Neoliberalism is an ideology that borrows a lot from economics, but as I have sometimes said it is the economics you get from doing a Principles (Econ 101) course and missing half the lectures. Or as Dani Rodrik explains more eloquently here, it is just bad economics. As economics is a science, we can show its wrong using evidence. That is one reason why Thatcher so early on clashed with economists, and Keith Joseph tried to cut their funding. Has neoliberalism adapted to the evidence about its errors and limitations? Of course it has not.


There are also ideologies on the left that can be just as resistant to evidence. To take just one example, after the recent energy and food price hike there are some who deny that higher private sector wages will lead to greater inflationary pressure. The lessons of the 1970s have not been learned. Ideologies often connect to specific interests, and allow these interests to be portrayed as benefiting society rather than just specific groups. One reason an ideology persists despite some of its elements being clearly wrong is that these interests prevail.


However, to say that the modern Conservative party fails to learn from and adapt to failures, and can be anti-science, because of an attachment to an ideology is only half the story, and today may be even less than half the story. While neoliberalism began as an ideology that benefited businesses and corporations as a whole, in both the UK and US it seems to have degenerated into an excuse for some rich people, a few of whom own parts of the mainstream media, to demand lower taxes and deregulation.

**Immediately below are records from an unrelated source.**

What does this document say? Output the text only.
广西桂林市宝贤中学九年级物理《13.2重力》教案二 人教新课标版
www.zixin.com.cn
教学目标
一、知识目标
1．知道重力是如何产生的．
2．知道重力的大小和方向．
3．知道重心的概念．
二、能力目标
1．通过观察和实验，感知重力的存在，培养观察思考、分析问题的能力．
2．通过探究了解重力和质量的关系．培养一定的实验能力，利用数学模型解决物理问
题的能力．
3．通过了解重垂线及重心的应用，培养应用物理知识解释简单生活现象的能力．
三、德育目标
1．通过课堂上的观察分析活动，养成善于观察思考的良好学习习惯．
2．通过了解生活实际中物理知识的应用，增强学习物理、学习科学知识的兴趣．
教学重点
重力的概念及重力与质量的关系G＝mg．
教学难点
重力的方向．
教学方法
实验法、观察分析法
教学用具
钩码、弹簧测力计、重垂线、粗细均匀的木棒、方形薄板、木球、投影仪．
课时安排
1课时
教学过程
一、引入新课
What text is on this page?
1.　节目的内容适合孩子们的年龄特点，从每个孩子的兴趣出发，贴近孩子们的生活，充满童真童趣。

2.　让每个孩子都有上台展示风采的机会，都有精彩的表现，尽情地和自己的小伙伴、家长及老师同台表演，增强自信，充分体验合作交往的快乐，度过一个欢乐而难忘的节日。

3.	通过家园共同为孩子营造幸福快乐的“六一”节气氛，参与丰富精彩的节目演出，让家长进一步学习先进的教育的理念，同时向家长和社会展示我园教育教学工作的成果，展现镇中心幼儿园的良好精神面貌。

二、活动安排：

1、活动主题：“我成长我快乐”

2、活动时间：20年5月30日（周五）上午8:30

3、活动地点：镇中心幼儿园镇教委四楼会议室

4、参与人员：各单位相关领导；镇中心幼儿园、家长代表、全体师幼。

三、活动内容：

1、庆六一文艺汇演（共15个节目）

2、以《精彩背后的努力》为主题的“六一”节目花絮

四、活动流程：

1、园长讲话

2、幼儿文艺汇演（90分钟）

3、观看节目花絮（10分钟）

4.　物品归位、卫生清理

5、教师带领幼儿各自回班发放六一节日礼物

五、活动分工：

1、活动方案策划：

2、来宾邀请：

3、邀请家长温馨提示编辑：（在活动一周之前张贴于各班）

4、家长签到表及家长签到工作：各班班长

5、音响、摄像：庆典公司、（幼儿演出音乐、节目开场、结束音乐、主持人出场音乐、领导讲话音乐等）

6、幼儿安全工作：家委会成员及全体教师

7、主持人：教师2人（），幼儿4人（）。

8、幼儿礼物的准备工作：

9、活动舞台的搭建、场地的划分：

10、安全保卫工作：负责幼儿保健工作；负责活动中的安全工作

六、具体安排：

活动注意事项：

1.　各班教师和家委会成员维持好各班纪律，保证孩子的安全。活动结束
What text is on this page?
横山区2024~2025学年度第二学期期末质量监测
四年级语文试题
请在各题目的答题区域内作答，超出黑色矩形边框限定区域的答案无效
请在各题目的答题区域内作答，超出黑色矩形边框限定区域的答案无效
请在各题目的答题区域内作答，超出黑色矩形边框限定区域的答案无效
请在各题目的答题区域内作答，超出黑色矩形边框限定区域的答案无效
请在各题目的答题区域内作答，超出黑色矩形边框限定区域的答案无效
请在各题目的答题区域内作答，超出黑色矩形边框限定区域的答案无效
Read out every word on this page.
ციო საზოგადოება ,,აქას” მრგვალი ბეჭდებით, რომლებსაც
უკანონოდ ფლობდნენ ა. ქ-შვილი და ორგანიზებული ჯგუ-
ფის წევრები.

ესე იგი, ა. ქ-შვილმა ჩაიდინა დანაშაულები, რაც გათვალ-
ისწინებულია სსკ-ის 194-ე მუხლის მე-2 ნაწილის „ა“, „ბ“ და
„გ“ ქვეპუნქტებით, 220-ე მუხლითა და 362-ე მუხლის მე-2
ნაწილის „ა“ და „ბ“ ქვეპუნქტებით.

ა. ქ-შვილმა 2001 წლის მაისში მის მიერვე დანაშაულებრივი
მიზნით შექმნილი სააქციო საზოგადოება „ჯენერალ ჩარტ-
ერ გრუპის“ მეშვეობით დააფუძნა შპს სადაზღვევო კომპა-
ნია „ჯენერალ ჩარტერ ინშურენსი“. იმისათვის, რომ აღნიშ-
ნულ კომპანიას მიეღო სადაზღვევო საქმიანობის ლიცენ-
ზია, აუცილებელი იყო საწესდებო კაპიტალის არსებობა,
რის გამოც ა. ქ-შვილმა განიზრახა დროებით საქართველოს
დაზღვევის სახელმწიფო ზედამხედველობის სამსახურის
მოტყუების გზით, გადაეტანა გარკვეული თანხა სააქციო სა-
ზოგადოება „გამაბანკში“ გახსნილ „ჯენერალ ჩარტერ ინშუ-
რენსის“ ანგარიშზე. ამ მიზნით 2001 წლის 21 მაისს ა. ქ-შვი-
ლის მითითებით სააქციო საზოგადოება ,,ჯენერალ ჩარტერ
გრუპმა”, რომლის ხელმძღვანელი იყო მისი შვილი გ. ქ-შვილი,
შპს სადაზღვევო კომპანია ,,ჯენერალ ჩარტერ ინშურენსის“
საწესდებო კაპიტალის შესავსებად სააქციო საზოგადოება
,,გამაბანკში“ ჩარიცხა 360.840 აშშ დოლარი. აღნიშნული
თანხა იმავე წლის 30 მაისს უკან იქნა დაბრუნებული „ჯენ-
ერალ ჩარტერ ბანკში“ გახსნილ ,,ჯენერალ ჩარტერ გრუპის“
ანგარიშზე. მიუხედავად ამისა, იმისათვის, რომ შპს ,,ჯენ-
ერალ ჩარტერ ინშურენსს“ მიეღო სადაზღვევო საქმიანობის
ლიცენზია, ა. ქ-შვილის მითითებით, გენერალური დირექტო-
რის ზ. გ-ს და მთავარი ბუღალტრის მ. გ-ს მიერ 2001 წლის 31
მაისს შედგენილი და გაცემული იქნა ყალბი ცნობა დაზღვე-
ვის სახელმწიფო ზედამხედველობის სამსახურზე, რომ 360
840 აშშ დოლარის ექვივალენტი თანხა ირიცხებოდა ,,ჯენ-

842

These monied interests connect with each other and networks of journalists and politicians (some of whom may also be pretty wealthy, while others just want to be). But the origins of these networks in schools or universities attended is less important than it might have been with the old Establishment, because what drives them is the desire of those with money to have power. Sometimes this may be a general desire for power or influence, but more often it may be much more specific, such as the ability to get a government contract for example. In this case donations to the Conservative party become little more than investments with an expected return. For the very wealthy who pay a lot in taxes, donations to politicians campaigning for tax cuts can easily repay themselves over time.


For this reason the Truss premiership, and attempts to resurrect it, should not be regarded as some aberration but instead as the culmination of a transformation of the Conservative party that began with Thatcher and neoliberalism but has ended up with corruption and endless calls for tax cuts. Equally the scandal of the VIP lane for PPE equipment should not be seen as some oddity caused by a pandemic but instead as how today’s Conservative party thinks it should spend public money. We should not be surprised that this government seems so unresponsive to public opinion when it is monied interests that are calling the shots. In short, it doesn’t learn from its mistakes because it pays not to do so.


After 1997 the Conservative party didn’t learn from its mistakes because it was still in thrall to an ideology and the Prime Minister that championed it. If the party loses power at the next election, it will be the influence of money rather than ideology that prevents it from learning the obvious lessons, and money that stops it changing to better reflect public opinion on economic issues.